To his credit, Rep. Paul Ryan is trying to start a conversation about poverty. The test of his seriousness will be whether he ends up talking about spending.

Ryan, chairman of the House Budget Committee, issued a lengthy report Monday evaluating the welfare state. To no one's surprise, the Wisconsin Republican found it lacking. "The federal government's anti-poverty programs are duplicative and complex," it reads, then proceeds to detail them for 204 pages. The report combines descriptions of poverty programs with poverty data, and finds the former has had too little impact on the latter.

What's not in the report is also important.

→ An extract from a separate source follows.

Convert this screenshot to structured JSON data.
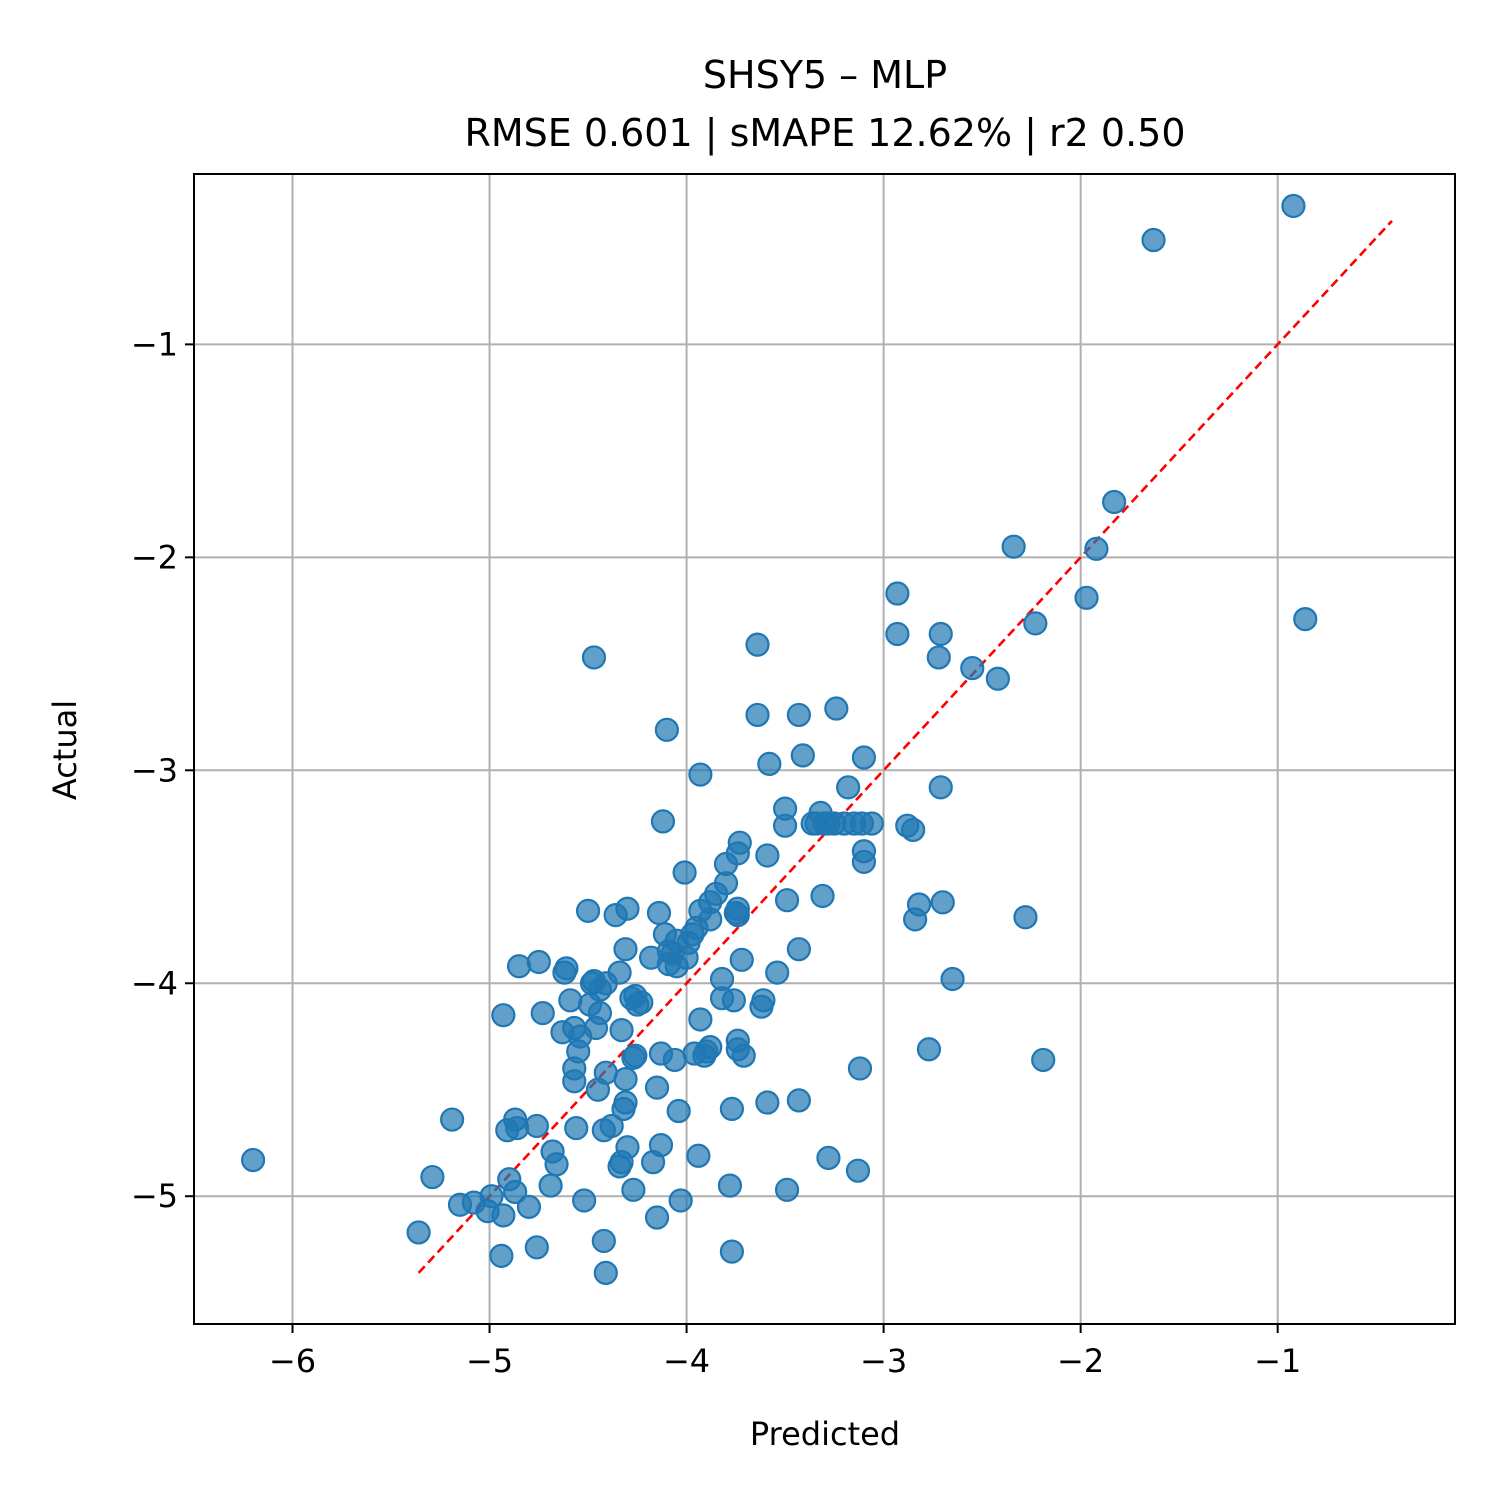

For starters, it contains none of the hyperbolic rhetoric that marked Ryan's 2011 Path to Prosperity budget (that's the one, remember, that claimed the U.S. was "on the brink of bankruptcy"). The current report is the product of a more mature politician. Also missing, however, are policies to address the shortcomings Ryan cites. That, presumably, will have to wait until he produces his budget blueprint, customarily released after the president's, which was released Tuesday.

For Ryan, federal anti-poverty programs suffer from two main defects. The normative problem is that too many programs "penalize families for getting ahead." Financial aid is withdrawn, sometimes abruptly, as family income rises. The "sudden drop-off in benefits create extraordinarily high effective marginal rates," the report notes, "which reduce the incentive to work." Practically speaking, there is a confusing maze of programs, some of which overlap, with too little evaluation of their effectiveness.

Ryan's critique is no doubt valid, especially when it points to the lack of evidence. Yet his own analysis sometimes suffers from a similar lapse. In the mid-1990s, for example, welfare reform was very successful at moving poor, unemployed Americans into the workforce, in part by imposing a limit on benefits. Yet when the economy soured, many of the welfare-to- work graduates ended up receiving other government subsidies. It's less clear what strategies would work in the current economy, which features drastically higher unemployment, significantly lower growth and greater challenges from technology than the economy of 1996.

Ryan is a strong supporter of the earned income tax credit, a proven success that provides about $60 billion in cash assistance to working families. And he duly notes the program's stinginess toward single workers without children.

If Ryan wants to expand that credit, drawing money from less successful programs, then his forthcoming budget proposal will be a leading indicator. Will it call for a smarter reallocation of federal spending on poverty prevention, or a sharp reduction?

Ryan paints the past five decades of fighting poverty as a lost cause. He is mostly wrong: Presidents from Lyndon Johnson to Ronald Reagan to Bill Clinton all made their contributions, and evidence shows federal programs reduce the poverty rate by almost half. At the same time, it would be a mistake to call the welfare state an unmitigated success. Its programs must be constantly re-evaluated, and its failures terminated. The trick is to figure out what policies can jump-start a chronically weak labor market and create opportunity for mobility and advancement in a stratified economy. If Ryan is prepared to realistically grapple with the problem of poor people and poor jobs, he has the talent and political standing — especially among conservatives — to do a world of good.